Third, Dynavax's retention of an outside consultant to aid in its review of the cardiac data does not, in itself, raise a strong inference of scienter. The CSAC alleges that a former Dynavax employee disclosed that the cardiac events data prompted the company to conduct detailed analysis and retain an outside consultant for additional perspective. There are no allegations that the outside consultant reached any particular conclusion about the data, or that such a consultation was anything but a normal part of the FDA approval process.

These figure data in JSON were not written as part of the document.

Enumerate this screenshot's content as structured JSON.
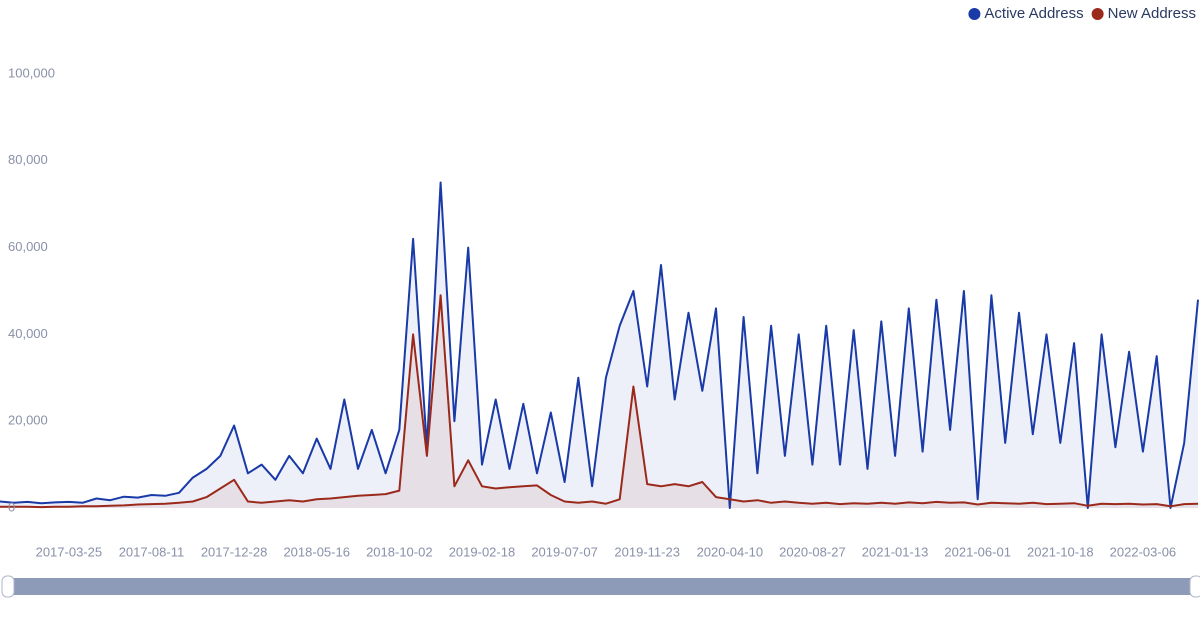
{
  "chart_data": {
    "type": "line",
    "categories": [
      null,
      null,
      null,
      null,
      null,
      "2017-03-25",
      null,
      null,
      null,
      null,
      null,
      "2017-08-11",
      null,
      null,
      null,
      null,
      null,
      "2017-12-28",
      null,
      null,
      null,
      null,
      null,
      "2018-05-16",
      null,
      null,
      null,
      null,
      null,
      "2018-10-02",
      null,
      null,
      null,
      null,
      null,
      "2019-02-18",
      null,
      null,
      null,
      null,
      null,
      "2019-07-07",
      null,
      null,
      null,
      null,
      null,
      "2019-11-23",
      null,
      null,
      null,
      null,
      null,
      "2020-04-10",
      null,
      null,
      null,
      null,
      null,
      "2020-08-27",
      null,
      null,
      null,
      null,
      null,
      "2021-01-13",
      null,
      null,
      null,
      null,
      null,
      "2021-06-01",
      null,
      null,
      null,
      null,
      null,
      "2021-10-18",
      null,
      null,
      null,
      null,
      null,
      "2022-03-06",
      null,
      null,
      null,
      null
    ],
    "series": [
      {
        "name": "Active Address",
        "color": "#1a3aa8",
        "values": [
          1500,
          1200,
          1400,
          1100,
          1300,
          1400,
          1200,
          2200,
          1800,
          2600,
          2400,
          3000,
          2800,
          3500,
          7000,
          9000,
          12000,
          19000,
          8000,
          10000,
          6500,
          12000,
          8000,
          16000,
          9000,
          25000,
          9000,
          18000,
          8000,
          18000,
          62000,
          14000,
          75000,
          20000,
          60000,
          10000,
          25000,
          9000,
          24000,
          8000,
          22000,
          6000,
          30000,
          5000,
          30000,
          42000,
          50000,
          28000,
          56000,
          25000,
          45000,
          27000,
          46000,
          0,
          44000,
          8000,
          42000,
          12000,
          40000,
          10000,
          42000,
          10000,
          41000,
          9000,
          43000,
          12000,
          46000,
          13000,
          48000,
          18000,
          50000,
          2000,
          49000,
          15000,
          45000,
          17000,
          40000,
          15000,
          38000,
          0,
          40000,
          14000,
          36000,
          13000,
          35000,
          0,
          15000,
          48000
        ]
      },
      {
        "name": "New Address",
        "color": "#9b2a1d",
        "values": [
          300,
          300,
          300,
          200,
          300,
          300,
          400,
          400,
          500,
          600,
          800,
          900,
          1000,
          1200,
          1500,
          2500,
          4500,
          6500,
          1500,
          1200,
          1500,
          1800,
          1500,
          2000,
          2200,
          2500,
          2800,
          3000,
          3200,
          4000,
          40000,
          12000,
          49000,
          5000,
          11000,
          5000,
          4500,
          4800,
          5000,
          5200,
          3000,
          1500,
          1200,
          1500,
          1000,
          2000,
          28000,
          5500,
          5000,
          5500,
          5000,
          6000,
          2500,
          2000,
          1500,
          1800,
          1200,
          1500,
          1200,
          1000,
          1200,
          900,
          1100,
          1000,
          1200,
          1000,
          1300,
          1100,
          1400,
          1200,
          1300,
          800,
          1200,
          1100,
          1000,
          1200,
          900,
          1000,
          1100,
          500,
          1000,
          900,
          1000,
          800,
          900,
          400,
          900,
          1000
        ]
      }
    ],
    "ylim": [
      0,
      100000
    ],
    "yticks": [
      0,
      {
        "value": 20000,
        "label": "20,000"
      },
      {
        "value": 40000,
        "label": "40,000"
      },
      {
        "value": 60000,
        "label": "60,000"
      },
      {
        "value": 80000,
        "label": "80,000"
      },
      {
        "value": 100000,
        "label": "100,000"
      }
    ]
  }
}
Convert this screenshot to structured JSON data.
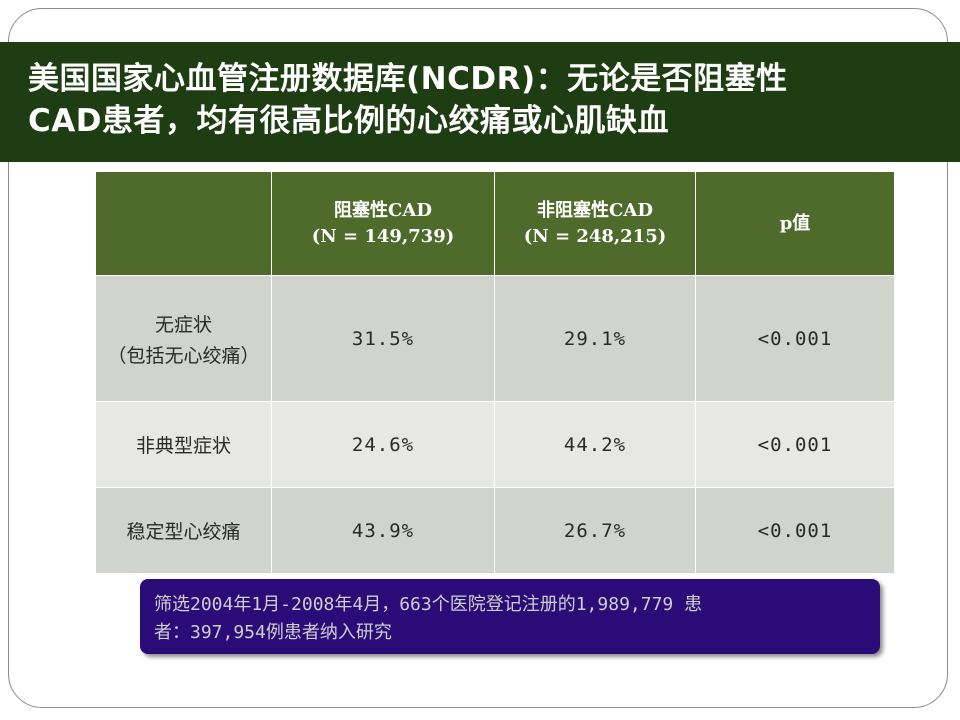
{
  "title": {
    "line1": "美国国家心血管注册数据库(NCDR)：无论是否阻塞性",
    "line2": "CAD患者，均有很高比例的心绞痛或心肌缺血"
  },
  "table": {
    "headers": [
      {
        "line1": "",
        "line2": ""
      },
      {
        "line1": "阻塞性CAD",
        "line2": "(N = 149,739)"
      },
      {
        "line1": "非阻塞性CAD",
        "line2": "(N = 248,215)"
      },
      {
        "line1": "p值",
        "line2": ""
      }
    ],
    "rows": [
      {
        "label": "无症状",
        "sublabel": "（包括无心绞痛）",
        "obstructive": "31.5%",
        "nonobstructive": "29.1%",
        "p": "<0.001"
      },
      {
        "label": "非典型症状",
        "sublabel": "",
        "obstructive": "24.6%",
        "nonobstructive": "44.2%",
        "p": "<0.001"
      },
      {
        "label": "稳定型心绞痛",
        "sublabel": "",
        "obstructive": "43.9%",
        "nonobstructive": "26.7%",
        "p": "<0.001"
      }
    ]
  },
  "note": {
    "line1": "筛选2004年1月-2008年4月，663个医院登记注册的1,989,779 患",
    "line2": "者：397,954例患者纳入研究"
  },
  "colors": {
    "title_bg": "#1f3d13",
    "header_bg": "#4e6b2b",
    "row_dark": "#d0d4cc",
    "row_light": "#e7e8e4",
    "note_bg": "#2a0b78"
  }
}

With respect to the allegation that HEPLISAV-B was the only revenue-generating product, and that the company had pinned all its hopes on approval, while this fact suggests a motive to deceive, it does not support actual deception. This fact alone is not sufficient to support a strong inference of scienter. Here, there are no allegations of insider trading or suspicious stock sales. In re Pixar Sec. Litig., 450 F.Supp.2d 1096, 1107 (N.D. Cal. 2006) ("[t]he absence of insider trading by a defendant is highly relevant and undermines any inference of scienter"); see also Rigel, 697 F.3d at 884. To the contrary, two individual defendants purchased stock during the time period (RJN Exh. 21-23), undermining an inference of scienter. See In re Worlds of Wonder Sec. Litig., 35 F.3d 1407, 1424-25 (9th Cir. 1994) (if defendants knew a company's stock price was overvalued, they "probably would have bailed out" rather than incur the same "losses as . . . Plaintiffs"), superseded by statute on other grounds, 15 U.S.C. § 78u-4(b)(2).
Based upon the allegations in the CSAC, the Court cannot find the inference that defendants acted with deliberate recklessness or intent to mislead investors is "at least as compelling" as the inference that they did not. Matrixx, 563 U.S. at 50. Plaintiff therefore has failed to allege scienter sufficiently.

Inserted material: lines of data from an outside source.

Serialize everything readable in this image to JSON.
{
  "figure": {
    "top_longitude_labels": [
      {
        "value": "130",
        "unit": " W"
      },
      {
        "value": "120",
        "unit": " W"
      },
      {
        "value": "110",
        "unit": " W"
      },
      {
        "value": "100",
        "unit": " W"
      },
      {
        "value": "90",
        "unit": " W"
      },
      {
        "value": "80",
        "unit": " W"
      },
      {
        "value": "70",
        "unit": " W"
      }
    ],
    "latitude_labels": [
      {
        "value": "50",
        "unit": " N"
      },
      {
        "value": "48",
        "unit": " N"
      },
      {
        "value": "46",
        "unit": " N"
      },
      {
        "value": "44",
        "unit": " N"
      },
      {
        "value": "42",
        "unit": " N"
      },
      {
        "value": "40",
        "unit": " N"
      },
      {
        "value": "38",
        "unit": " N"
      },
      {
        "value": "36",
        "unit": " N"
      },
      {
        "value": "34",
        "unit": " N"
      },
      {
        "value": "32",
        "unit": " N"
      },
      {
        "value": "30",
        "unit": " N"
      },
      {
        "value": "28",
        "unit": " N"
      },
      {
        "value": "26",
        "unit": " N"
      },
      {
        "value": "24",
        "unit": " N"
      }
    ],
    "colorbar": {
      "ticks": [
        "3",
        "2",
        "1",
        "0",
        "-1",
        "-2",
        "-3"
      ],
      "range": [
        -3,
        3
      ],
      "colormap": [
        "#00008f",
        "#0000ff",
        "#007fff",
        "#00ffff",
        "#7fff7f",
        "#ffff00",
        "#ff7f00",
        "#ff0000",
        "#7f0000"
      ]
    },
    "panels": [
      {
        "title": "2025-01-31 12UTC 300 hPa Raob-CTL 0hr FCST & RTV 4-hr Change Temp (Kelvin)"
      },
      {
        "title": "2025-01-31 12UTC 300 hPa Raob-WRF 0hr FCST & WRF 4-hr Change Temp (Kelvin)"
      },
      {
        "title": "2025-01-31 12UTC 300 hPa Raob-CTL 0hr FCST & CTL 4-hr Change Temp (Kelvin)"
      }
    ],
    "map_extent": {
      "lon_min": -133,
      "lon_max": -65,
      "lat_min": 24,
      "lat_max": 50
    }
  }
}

Having failed to allege a material misleading statement or a strong inference of scienter, plaintiff's 10(b) claim must be dismissed. Moreover, Plaintiff's failure to plead a primary violation of Section 10(b) requires the dismissal of the Section 20(a) claim against the individual defendants. City of Dearborn Heights Act 345 Police & Fire Ret. Sys. v. Align Tech., Inc., 856 F.3d 605, 623 (9th Cir. 2017).

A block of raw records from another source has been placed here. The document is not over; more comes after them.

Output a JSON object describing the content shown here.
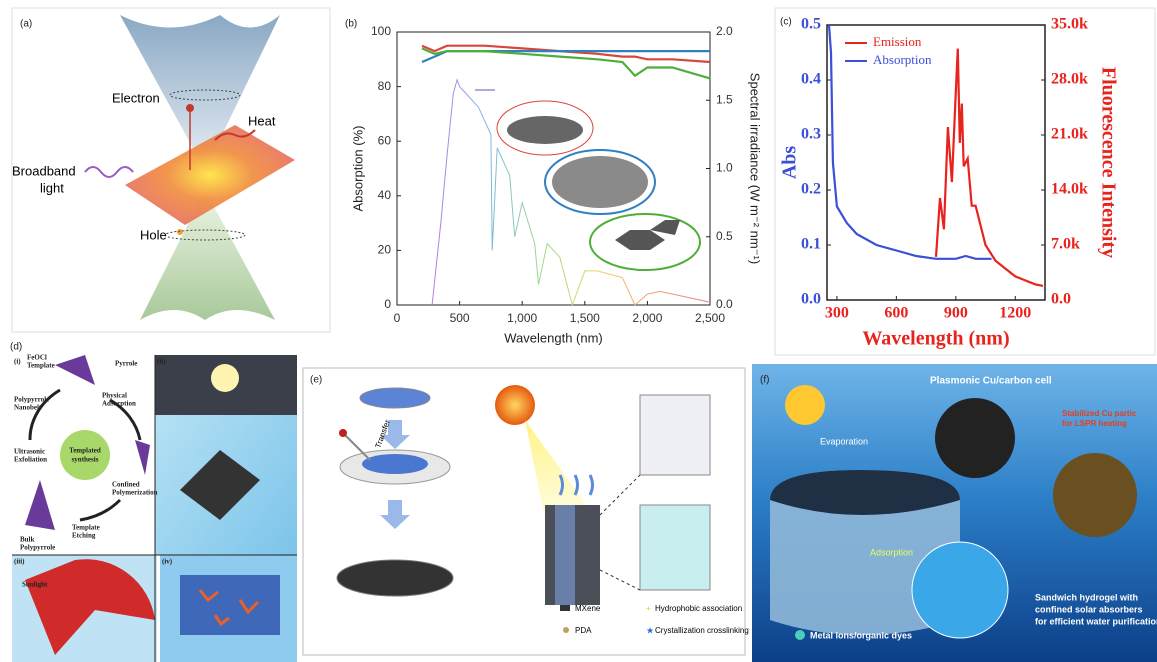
{
  "panel_a": {
    "label": "(a)",
    "electron": "Electron",
    "heat": "Heat",
    "light": [
      "Broadband",
      "light"
    ],
    "hole": "Hole"
  },
  "panel_b": {
    "type": "line",
    "label": "(b)",
    "xlabel": "Wavelength (nm)",
    "ylabel": "Absorption (%)",
    "y2label": "Spectral irradiance (W m⁻² nm⁻¹)",
    "xlim": [
      0,
      2500
    ],
    "ylim": [
      0,
      100
    ],
    "y2lim": [
      0,
      2.0
    ],
    "xticks": [
      0,
      500,
      {
        "value": 1000,
        "label": "1,000"
      },
      {
        "value": 1500,
        "label": "1,500"
      },
      {
        "value": 2000,
        "label": "2,000"
      },
      {
        "value": 2500,
        "label": "2,500"
      }
    ],
    "yticks": [
      0,
      20,
      40,
      60,
      80,
      100
    ],
    "y2ticks": [
      {
        "value": 0,
        "label": "0.0"
      },
      {
        "value": 0.5,
        "label": "0.5"
      },
      {
        "value": 1.0,
        "label": "1.0"
      },
      {
        "value": 1.5,
        "label": "1.5"
      },
      {
        "value": 2.0,
        "label": "2.0"
      }
    ],
    "series": [
      {
        "color": "#d9453a",
        "x": [
          200,
          300,
          400,
          500,
          700,
          1000,
          1300,
          1600,
          1800,
          1900,
          2000,
          2200,
          2500
        ],
        "values": [
          95,
          93,
          95,
          95,
          95,
          94,
          93,
          92,
          91,
          91,
          90,
          90,
          89
        ]
      },
      {
        "color": "#2f7fc1",
        "x": [
          200,
          300,
          400,
          500,
          700,
          1000,
          1300,
          1600,
          1800,
          1900,
          2000,
          2200,
          2500
        ],
        "values": [
          89,
          91,
          93,
          93,
          93,
          93,
          93,
          93,
          93,
          93,
          93,
          93,
          93
        ]
      },
      {
        "color": "#4fae3a",
        "x": [
          200,
          300,
          400,
          500,
          700,
          1000,
          1300,
          1600,
          1800,
          1900,
          2000,
          2200,
          2500
        ],
        "values": [
          94,
          92,
          93,
          93,
          93,
          92,
          91,
          90,
          89,
          84,
          87,
          87,
          83
        ]
      },
      {
        "axis": "y2",
        "colors": [
          "#b57edc",
          "#7fb6e6",
          "#9bdc8a",
          "#f0d060",
          "#f0a070",
          "#e88080"
        ],
        "x": [
          280,
          350,
          400,
          450,
          480,
          500,
          550,
          650,
          750,
          760,
          800,
          900,
          940,
          1000,
          1100,
          1130,
          1200,
          1300,
          1400,
          1500,
          1600,
          1800,
          1900,
          2000,
          2100,
          2300,
          2500
        ],
        "values": [
          0.0,
          0.6,
          1.1,
          1.55,
          1.65,
          1.6,
          1.55,
          1.45,
          1.25,
          0.4,
          1.15,
          0.95,
          0.5,
          0.75,
          0.45,
          0.15,
          0.45,
          0.35,
          0.0,
          0.25,
          0.25,
          0.2,
          0.0,
          0.08,
          0.1,
          0.06,
          0.02
        ]
      }
    ]
  },
  "panel_c": {
    "type": "line",
    "label": "(c)",
    "xlabel": "Wavelength (nm)",
    "ylabel": "Abs",
    "y2label": "Fluorescence Intensity",
    "xlim": [
      250,
      1350
    ],
    "ylim": [
      0,
      0.5
    ],
    "y2lim": [
      0,
      35000
    ],
    "legend": "upper left",
    "xticks": [
      300,
      600,
      900,
      1200
    ],
    "yticks": [
      {
        "value": 0,
        "label": "0.0"
      },
      {
        "value": 0.1,
        "label": "0.1"
      },
      {
        "value": 0.2,
        "label": "0.2"
      },
      {
        "value": 0.3,
        "label": "0.3"
      },
      {
        "value": 0.4,
        "label": "0.4"
      },
      {
        "value": 0.5,
        "label": "0.5"
      }
    ],
    "y2ticks": [
      {
        "value": 0,
        "label": "0.0"
      },
      {
        "value": 7000,
        "label": "7.0k"
      },
      {
        "value": 14000,
        "label": "14.0k"
      },
      {
        "value": 21000,
        "label": "21.0k"
      },
      {
        "value": 28000,
        "label": "28.0k"
      },
      {
        "value": 35000,
        "label": "35.0k"
      }
    ],
    "series": [
      {
        "name": "Emission",
        "color": "#e8231e",
        "axis": "y2",
        "x": [
          800,
          820,
          840,
          860,
          880,
          900,
          910,
          920,
          930,
          940,
          960,
          980,
          1000,
          1050,
          1100,
          1150,
          1200,
          1250,
          1300,
          1340
        ],
        "values": [
          5500,
          13000,
          9000,
          22000,
          15000,
          26500,
          32000,
          20000,
          25000,
          17000,
          18000,
          12000,
          12000,
          7000,
          5000,
          4000,
          3000,
          2500,
          2000,
          1800
        ]
      },
      {
        "name": "Absorption",
        "color": "#3b4fd8",
        "x": [
          260,
          270,
          280,
          300,
          350,
          400,
          500,
          600,
          700,
          800,
          900,
          950,
          1000,
          1080
        ],
        "values": [
          0.5,
          0.45,
          0.25,
          0.17,
          0.14,
          0.12,
          0.1,
          0.09,
          0.08,
          0.075,
          0.075,
          0.08,
          0.075,
          0.075
        ]
      }
    ]
  },
  "panel_d": {
    "label": "(d)",
    "sub": [
      "(i)",
      "(ii)",
      "(iii)",
      "(iv)"
    ],
    "template": [
      "FeOCl",
      "Template"
    ],
    "pyrrole": "Pyrrole",
    "adsorption": [
      "Physical",
      "Adsorption"
    ],
    "center": [
      "Templated",
      "synthesis"
    ],
    "confined": [
      "Confined",
      "Polymerization"
    ],
    "etching": [
      "Template",
      "Etching"
    ],
    "bulk": [
      "Bulk",
      "Polypyrrole"
    ],
    "exfoliation": [
      "Ultrasonic",
      "Exfoliation"
    ],
    "nanobelt": [
      "Polypyrrole",
      "Nanobelt"
    ],
    "sunlight": "Sunlight"
  },
  "panel_e": {
    "label": "(e)",
    "transfer": "Transfer",
    "mxene": "MXene",
    "pda": "PDA",
    "hydrophobic": "Hydrophobic association",
    "crystal": "Crystallization crosslinking"
  },
  "panel_f": {
    "label": "(f)",
    "cell": "Plasmonic Cu/carbon cell",
    "particles": [
      "Stabilized Cu partic",
      "for LSPR heating"
    ],
    "evaporation": "Evaporation",
    "adsorption": "Adsorption",
    "hydrogel": [
      "Sandwich hydrogel with",
      "confined solar absorbers",
      "for efficient water purification"
    ],
    "ions": "Metal ions/organic dyes"
  }
}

Based upon the foregoing, and having provided plaintiffs with a prior opportunity to amend, the motion to dismiss the CSAC is
This terminates Docket No. 68.
(Id. at 5.) Analysts posed follow-up questions regarding what defendants meant by imbalances, to which Gray responded that "the key message here is that all of the numbers appear to be balanced. The only obvious imbalance in numbers appears to be Bell's palsy, and that's balanced out across the total database." (RJN Exh. 3 at 7-8.)
The alleged misleading statements do not appear to be purely forward-looking statements, but instead misleading statements of fact or, at the very least, mixed statements. The Court declines to reach the safe harbor question here, since it is not necessary to the disposition of the complaint. However, the Court notes that, contrary to defendant's argument, the Ninth Circuit recently joined several other circuits in holding that, "where defendants make mixed statements containing non-forward-looking statements as well as forward-looking statements, the non-forward-looking statements are not protected by the safe harbor of the PSLRA." In re Quality Sys., Inc. Sec. Litig., 865 F.3d 1130, 1141-42 (9th Cir. 2017) petition for cert. filed January 28, 2018 (internal citations omitted, emphasis supplied).